Tak lepas dari situ pantauan Suarademokrasiriau.com di lapangan, "Ketika posisi buruh dan pengusaha sudah sederajat, maka tenaga dan jasa yang mereka keluarkan harus dihargai dengan upah yang setimpal. Makanya, konsep pembuatan upah minimum, provinsi (UMP), kabupaten/kota (UMK), dan sektor (UMSK) tidak lagi didasari atas kebutuhan hidup seorang lajang, tetapi atas dasar keperluan jumlah anggota keluarga. Atau, penentuan upah harus didasari berdasarkan nilai produksi yang diciptakannya selama satu hari. Dengan kata lain, upah buruh sudah bisa untuk memproteksi keperluan keluarga buruh (istri dan anak). Upah ini juga sudah memperhitungkan kenaikan rata-rata inflasi, minimal selama lima tahun. Upah adalah pemenuhan keperluan premier dan sekunder.

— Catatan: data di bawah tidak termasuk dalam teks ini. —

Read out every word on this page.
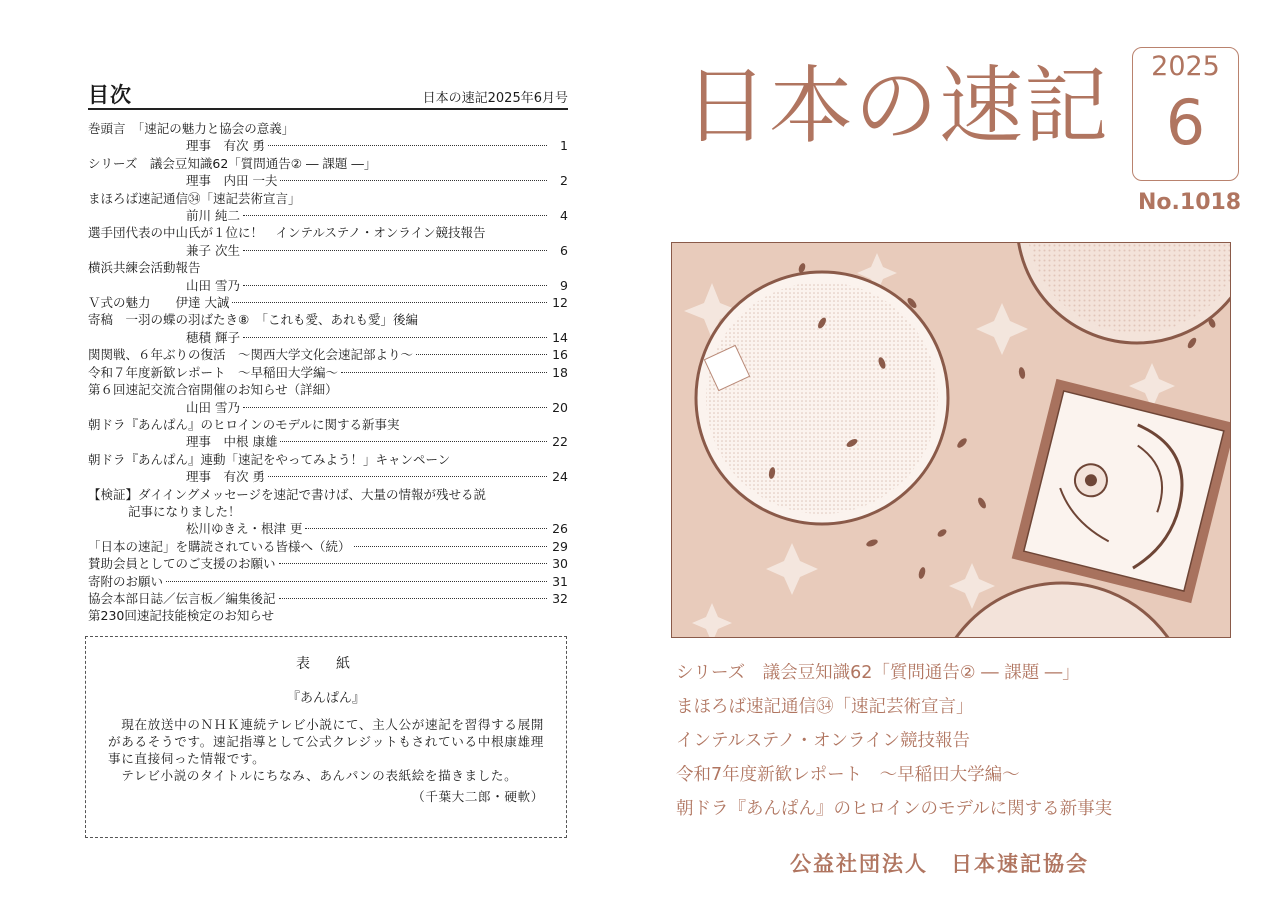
目次	日本の速記2025年6月号
巻頭言　「速記の魅力と協会の意義」
理事　有次 勇	1
シリーズ　議会豆知識62「質問通告② ― 課題 ―」
理事　内田 一夫	2
まほろば速記通信㉞「速記芸術宣言」
前川 純二	4
選手団代表の中山氏が１位に！　インテルステノ・オンライン競技報告
兼子 次生	6
横浜共練会活動報告
山田 雪乃	9
Ｖ式の魅力　　伊達 大誠	12
寄稿　一羽の蝶の羽ばたき⑧　「これも愛、あれも愛」後編
穂積 輝子	14
関関戦、６年ぶりの復活　～関西大学文化会速記部より～	16
令和７年度新歓レポート　～早稲田大学編～	18
第６回速記交流合宿開催のお知らせ（詳細）
山田 雪乃	20
朝ドラ『あんぱん』のヒロインのモデルに関する新事実
理事　中根 康雄	22
朝ドラ『あんぱん』連動「速記をやってみよう！」キャンペーン
理事　有次 勇	24
【検証】ダイイングメッセージを速記で書けば、大量の情報が残せる説
記事になりました！
松川ゆきえ・根津 更	26
「日本の速記」を購読されている皆様へ（続）	29
賛助会員としてのご支援のお願い	30
寄附のお願い	31
協会本部日誌／伝言板／編集後記	32
第230回速記技能検定のお知らせ
表　紙
『あんぱん』
　現在放送中のＮＨＫ連続テレビ小説にて、主人公が速記を習得する展開があるそうです。速記指導として公式クレジットもされている中根康雄理事に直接伺った情報です。
　テレビ小説のタイトルにちなみ、あんパンの表紙絵を描きました。
（千葉大二郎・硬軟）
日本の速記	2025
6
No.1018
シリーズ　議会豆知識62「質問通告② ― 課題 ―」
まほろば速記通信㉞「速記芸術宣言」
インテルステノ・オンライン競技報告
令和7年度新歓レポート　～早稲田大学編～
朝ドラ『あんぱん』のヒロインのモデルに関する新事実
公益社団法人　日本速記協会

Sedangkan untuk keperluan tersier, buruh mendapatkannya melalui program jaminan sosial. Jaminan sosial adalah investasi jangka panjang yang dimiliki buruh dan keluarganya. Yaitu berupa proteksi dan pelayanan kesehatan, pendidikan sampai jenjang tertinggi, dan santunan kematian serta tunjangan hari tua dan pensiun, tentunya".